Las Vegas Sun

April 23, 2024

Education official all smiles during visit with youngsters

It's not every day that an assistant secretary of the Education Department gets serenaded by preschoolers.

Especially when visiting a university.

But John Hager, assistant secretary for the Office of Special Education and Rehabilitative Services, yukked it up with the youngsters during his visit Tuesday to UNLV's Lynn Bennett Early Childhood Education Center. About 30 of the center's soon-to-be graduates sang "Each of Us Is a Flower" on Hager's arrival, honoring him with a signed cap and gown from their graduation to kindergarten next week.

The center, nestled in the far northwest corner of UNLV's main campus, serves as a preschool for the children of UNLV students, faculty and staff, as a research laboratory for professors and graduate students and as an instructional setting for future teachers, Thomas Pierce, interim dean of College of Education, said. The center also contracts with the Clark County School District and other local agencies to do developmental assessments and to care for some of the valley's special education children.

"This is exciting," Hager said after accepting about his fourth handmade welcome sign from one of the preschool's more bashful toddlers.

In town for the National Institute on Legal Issues of Educating Individuals with Disabilities conference at the MGM Grand, Hager's visit to UNLV was one of several stops for the assistant secretary as his agency prepares to release its draft regulations for the reauthorization of the Individuals with Disabilities Education Improvement Act (IDEIA). Hager also spoke with Clark County School District special education officials Tuesday morning at the Gold Coast, met with the nonprofit organization Nevada Parents Encouraging Parents and visited the Yvonne Atkinson Gates Early Childhood Development Center in North Las Vegas.

But Hager said he was particularly impressed with the center at UNLV because of how it incorporated a fully functional preschool into the research and instructional needs of the university.

"I think its heads and shoulders above many," Hager said of the center. "It's very seldom that you have a higher education institution with a facility of this size."

Hager's office has selected UNLV to serve as one of six sites across the nation for public comment on the revised IDEIA regulations, which are due out later this month.
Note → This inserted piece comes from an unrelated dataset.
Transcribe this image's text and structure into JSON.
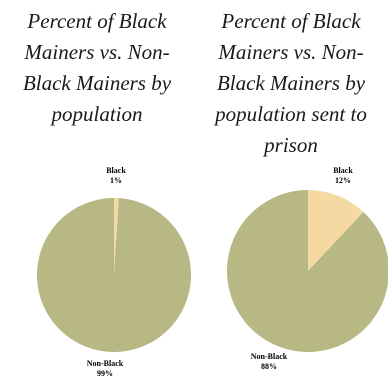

The public hearing will take place June 24.

The new regulations will unite the IDEIA act with many of the provisions of No Child Left Behind, Hager said, mandating that special education teachers be highly qualified in their field. Initially, the purpose of IDEIA was to encourage access to education for people with disabilities, but now the focus needs to shift to pursuing excellence in that education.

UNLV's center is working to meet that need, Hager said, particularly with its emphasis on inclusiveness.

Research has proven that students with disabilities learn and progress better when they interact with their non-disabled peers, Hager and other special education officials said, but its also been shown to improve the understanding and well-being of those without disabilities.

For instance, Pierce said, none of the students at UNLV's center even seemed to notice Hager's wheelchair. To them, it was "invisible," but other children who are not used to seeing a wheelchair might have focused on it.

Hager, 68, has been wheelchair bound since a nearly fatal bout with polio in his 30s.

About 10 to 15 percent of the center's 278 preschoolers have some sort of disability, including hearing and visual impairments, developmental disorders, autism, cerebral palsy and Down syndrome, pre-school director Catherine Lyons said. But those children are fully integrated with all of their non-disabled peers, and walking around the center it is nearly impossible to tell which children have disabilities.

Children excel when they "model up," Lyons said.

Hager said he also liked the center's video link system, which allows UNLV students and researchers to observe what students are doing in some of the classrooms at the elementary school next door or in some of the center's own classrooms without obstructing the learning environment.

"The technology is so good that you can zoom in on the handwriting of the kids," Pierce said.

The $5.8 million early childhood development center opened in January 2004 and was paid for primarily with private funding from the Bennett family, Pierce said. The preschool, which has been in operation since the 1970s, self-supports itself on the fees it takes in.

Pierce said he thinks Hager's visit and the national attention UNLV's College of Education recently received in the U.S. News and World Report rankings "brings notoriety to the good work we are doing." U.S. News recently ranked the college's graduate programs No. 82 in the nation and its educational psychology department No. 19.

"I also think it adds to the image of Las Vegas having a strong intellectual community," Pierce said.